À l’interdiction de manger s’ajoute souvent celle de tuer ou, si le totem est une plante, de cueillir[2]. Cependant, ici encore, il y a bien des exceptions et des tolérances. Il y a notamment le cas de nécessité, quand, par exemple, le totem est un animal nuisible[3] ou qu’on n’a rien à manger. Il

  1. C’est le cas chez les Loritja (Strehlow, II, p. 60, 6l), les Worgaia, les Warramunga, les Walpari, les Mara, les Anula, les Binbinga (North. Tr., p. 166, 171, 173). On peut en manger chez les Warramunga, les Walpari, mais seulement si l’offre en est faite par un membre de l’autre phratrie. Spencer et Gillen font remarquer (p. 167, n.) que, sous ce rapport, le totem paternel et le totem maternel sont soumis à une réglementation qui paraît différente. Sans doute, dans l’un et l’autre cas, l’offre doit venir de l’autre phratrie. Mais, quand il s’agit du totem du père ou totem proprement dit, cette phratrie est celle à laquelle le totem ne ressortit pas ; c’est le contraire, quand il s’agit du totem de la mère. C’est, sans doute, que le principe fut d’abord établi pour le premier, puis étendu mécaniquement au second, bien que la situation fût différente. Une fois qu’eût été instituée la règle en vertu de laquelle on ne pouvait passer outre à l’interdiction qui protège le totem que quand la proposition en était faite par quelqu’un de l’autre phratrie, on l’appliqua sans modifications au cas du totem maternel.

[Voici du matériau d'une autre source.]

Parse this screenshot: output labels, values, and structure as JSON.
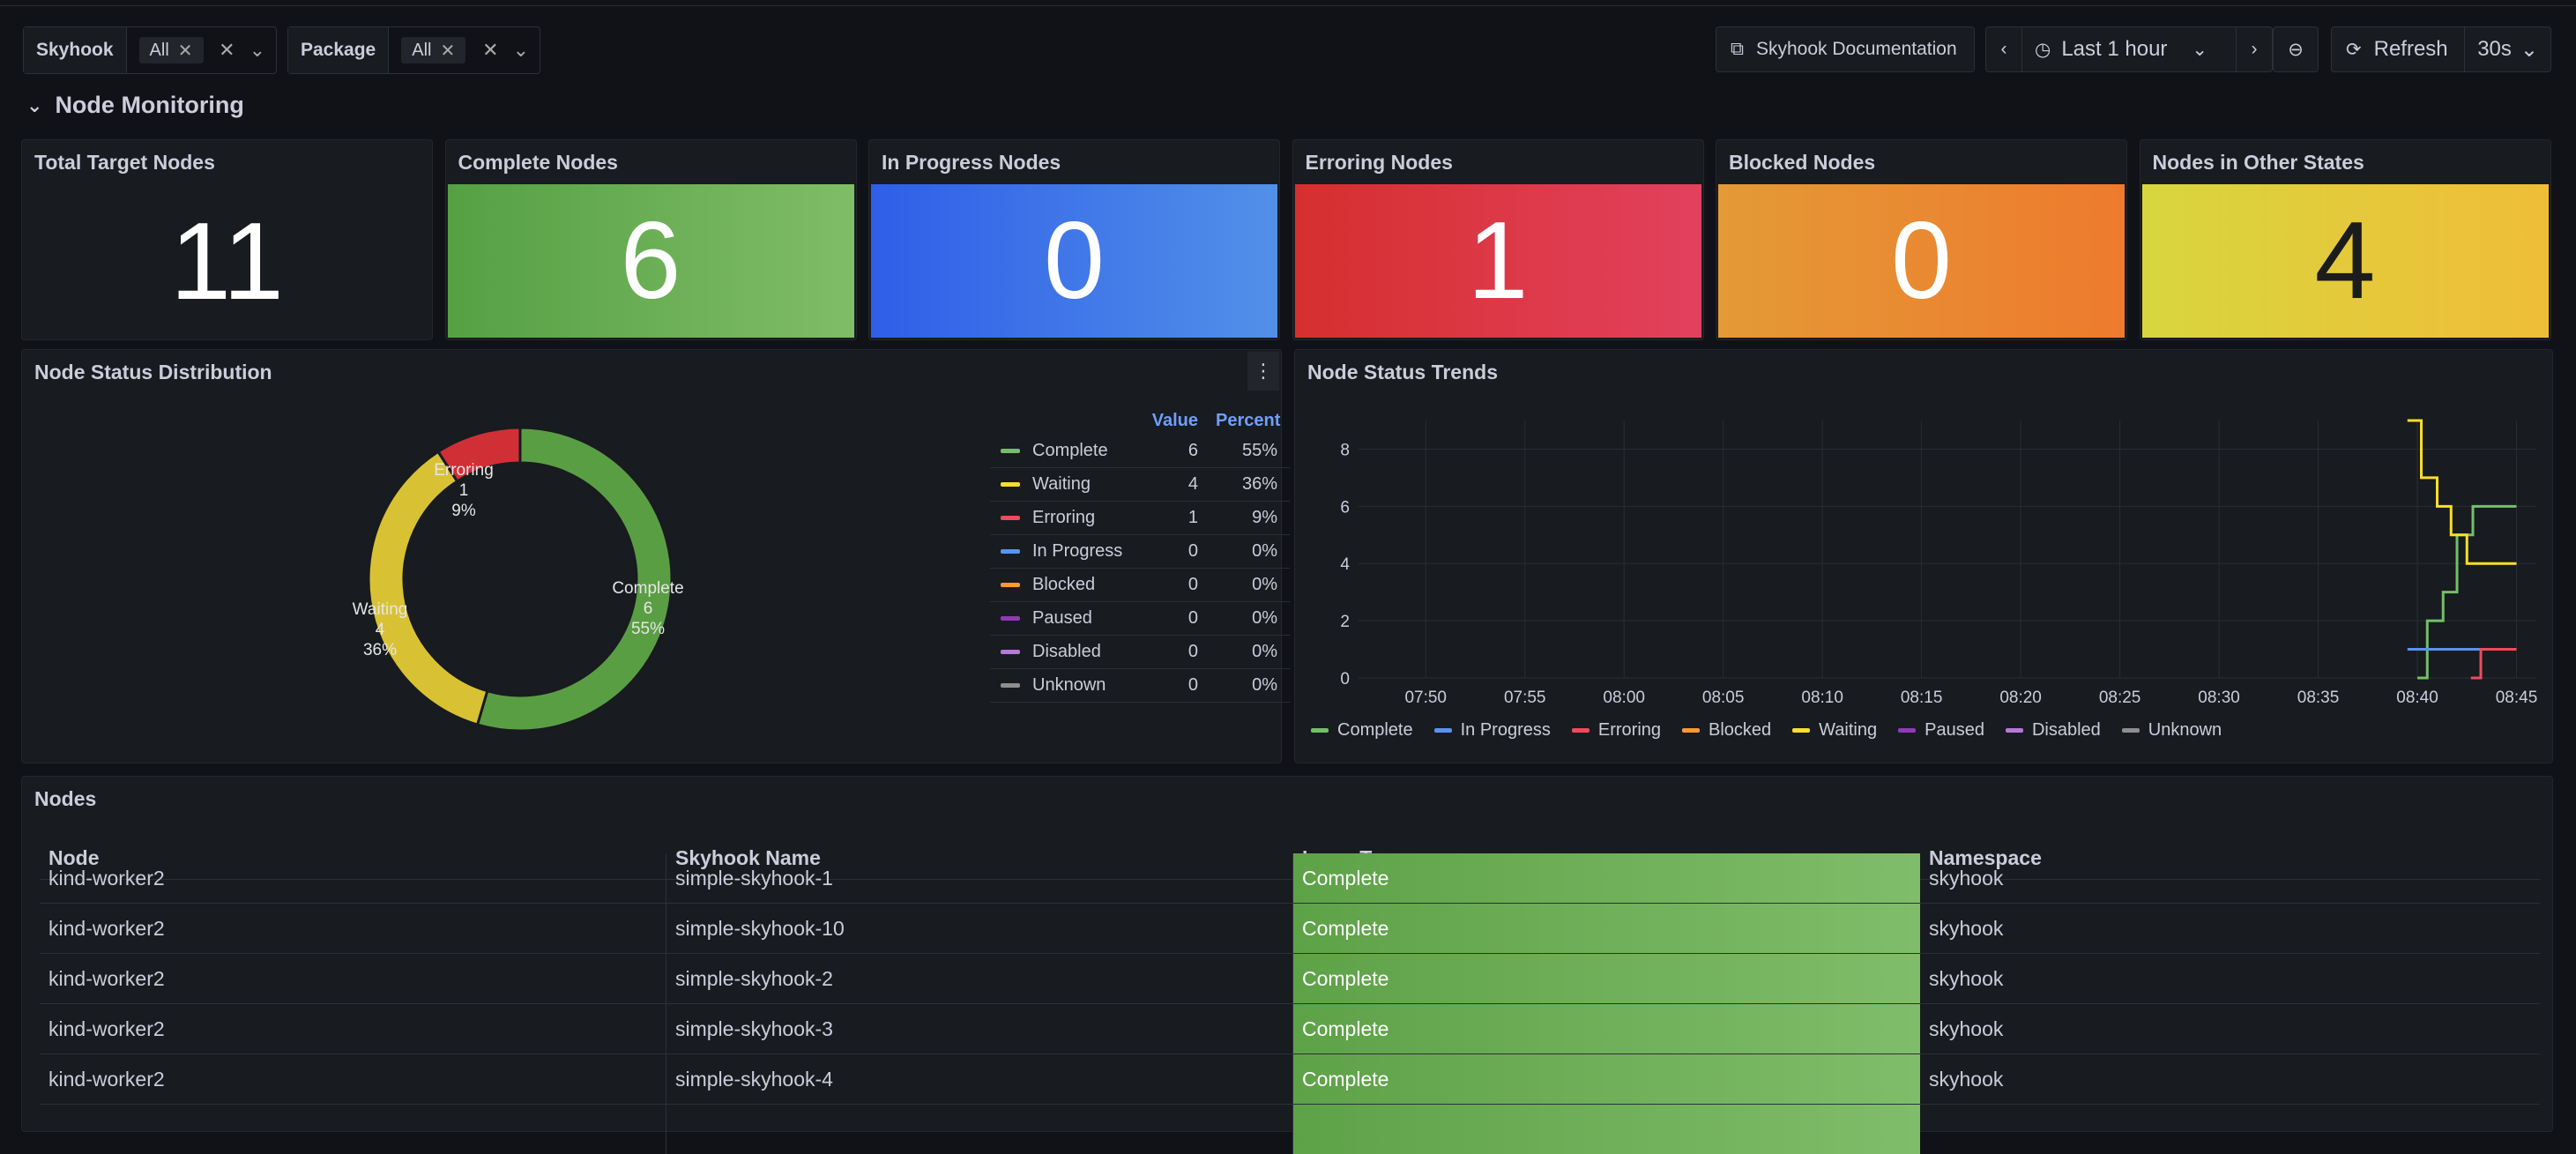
{
  "vars": {
    "skyhook": {
      "label": "Skyhook",
      "value": "All"
    },
    "package": {
      "label": "Package",
      "value": "All"
    }
  },
  "toolbar": {
    "docs": "Skyhook Documentation",
    "time_range": "Last 1 hour",
    "refresh": "Refresh",
    "interval": "30s"
  },
  "section": {
    "title": "Node Monitoring"
  },
  "stats": [
    {
      "title": "Total Target Nodes",
      "value": "11",
      "color": "#181b1f"
    },
    {
      "title": "Complete Nodes",
      "value": "6",
      "color": "#5fa54a"
    },
    {
      "title": "In Progress Nodes",
      "value": "0",
      "color": "#3e6fe8"
    },
    {
      "title": "Erroring Nodes",
      "value": "1",
      "color": "#d93036"
    },
    {
      "title": "Blocked Nodes",
      "value": "0",
      "color": "#e8862f"
    },
    {
      "title": "Nodes in Other States",
      "value": "4",
      "color": "#e2cd3a"
    }
  ],
  "distribution": {
    "title": "Node Status Distribution",
    "headers": {
      "value": "Value",
      "percent": "Percent"
    },
    "rows": [
      {
        "name": "Complete",
        "value": "6",
        "percent": "55%",
        "color": "#73bf69"
      },
      {
        "name": "Waiting",
        "value": "4",
        "percent": "36%",
        "color": "#fade2a"
      },
      {
        "name": "Erroring",
        "value": "1",
        "percent": "9%",
        "color": "#f2495c"
      },
      {
        "name": "In Progress",
        "value": "0",
        "percent": "0%",
        "color": "#5794f2"
      },
      {
        "name": "Blocked",
        "value": "0",
        "percent": "0%",
        "color": "#ff9830"
      },
      {
        "name": "Paused",
        "value": "0",
        "percent": "0%",
        "color": "#8f3bb8"
      },
      {
        "name": "Disabled",
        "value": "0",
        "percent": "0%",
        "color": "#b877d9"
      },
      {
        "name": "Unknown",
        "value": "0",
        "percent": "0%",
        "color": "#8e8e8e"
      }
    ],
    "donut_labels": [
      {
        "name": "Complete",
        "value": "6",
        "percent": "55%"
      },
      {
        "name": "Waiting",
        "value": "4",
        "percent": "36%"
      },
      {
        "name": "Erroring",
        "value": "1",
        "percent": "9%"
      }
    ]
  },
  "chart_data": {
    "type": "line",
    "title": "Node Status Trends",
    "x": [
      "07:50",
      "07:55",
      "08:00",
      "08:05",
      "08:10",
      "08:15",
      "08:20",
      "08:25",
      "08:30",
      "08:35",
      "08:40",
      "08:45"
    ],
    "ylim": [
      0,
      9
    ],
    "yticks": [
      "0",
      "2",
      "4",
      "6",
      "8"
    ],
    "legend": [
      "Complete",
      "In Progress",
      "Erroring",
      "Blocked",
      "Waiting",
      "Paused",
      "Disabled",
      "Unknown"
    ],
    "legend_colors": [
      "#73bf69",
      "#5794f2",
      "#f2495c",
      "#ff9830",
      "#fade2a",
      "#8f3bb8",
      "#b877d9",
      "#8e8e8e"
    ],
    "series": [
      {
        "name": "Complete",
        "color": "#73bf69",
        "points": [
          [
            "08:40",
            0
          ],
          [
            "08:40.5",
            2
          ],
          [
            "08:41.3",
            3
          ],
          [
            "08:42",
            5
          ],
          [
            "08:42.8",
            6
          ],
          [
            "08:45",
            6
          ]
        ]
      },
      {
        "name": "Waiting",
        "color": "#fade2a",
        "points": [
          [
            "08:39.5",
            9
          ],
          [
            "08:40.2",
            7
          ],
          [
            "08:41",
            6
          ],
          [
            "08:41.7",
            5
          ],
          [
            "08:42.5",
            4
          ],
          [
            "08:45",
            4
          ]
        ]
      },
      {
        "name": "In Progress",
        "color": "#5794f2",
        "points": [
          [
            "08:39.5",
            1
          ],
          [
            "08:42.7",
            1
          ],
          [
            "08:43.2",
            0
          ]
        ]
      },
      {
        "name": "Erroring",
        "color": "#f2495c",
        "points": [
          [
            "08:42.7",
            0
          ],
          [
            "08:43.2",
            1
          ],
          [
            "08:45",
            1
          ]
        ]
      }
    ]
  },
  "nodes": {
    "title": "Nodes",
    "headers": [
      "Node",
      "Skyhook Name",
      "Issue Type",
      "Namespace"
    ],
    "rows": [
      [
        "kind-worker2",
        "simple-skyhook-1",
        "Complete",
        "skyhook"
      ],
      [
        "kind-worker2",
        "simple-skyhook-10",
        "Complete",
        "skyhook"
      ],
      [
        "kind-worker2",
        "simple-skyhook-2",
        "Complete",
        "skyhook"
      ],
      [
        "kind-worker2",
        "simple-skyhook-3",
        "Complete",
        "skyhook"
      ],
      [
        "kind-worker2",
        "simple-skyhook-4",
        "Complete",
        "skyhook"
      ]
    ]
  }
}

  2. Par exemple, chez les Warramunga (North. Tr., p. 166), chez les Wotjobaluk, les Buandik, les Kurnai (Howitt, p. 146-147), les Narrinyeri (Taplin, Narrinyeri, p. 63).
  3. Et encore n’est-ce pas dans tous les cas. L’Arunta du totem des Moustiques ne doit pas tuer cet insecte, même quand il en est incommodé ; il doit se borner à le chasser (Strehlow, II, p. 58. Cf. Taplin, p. 63).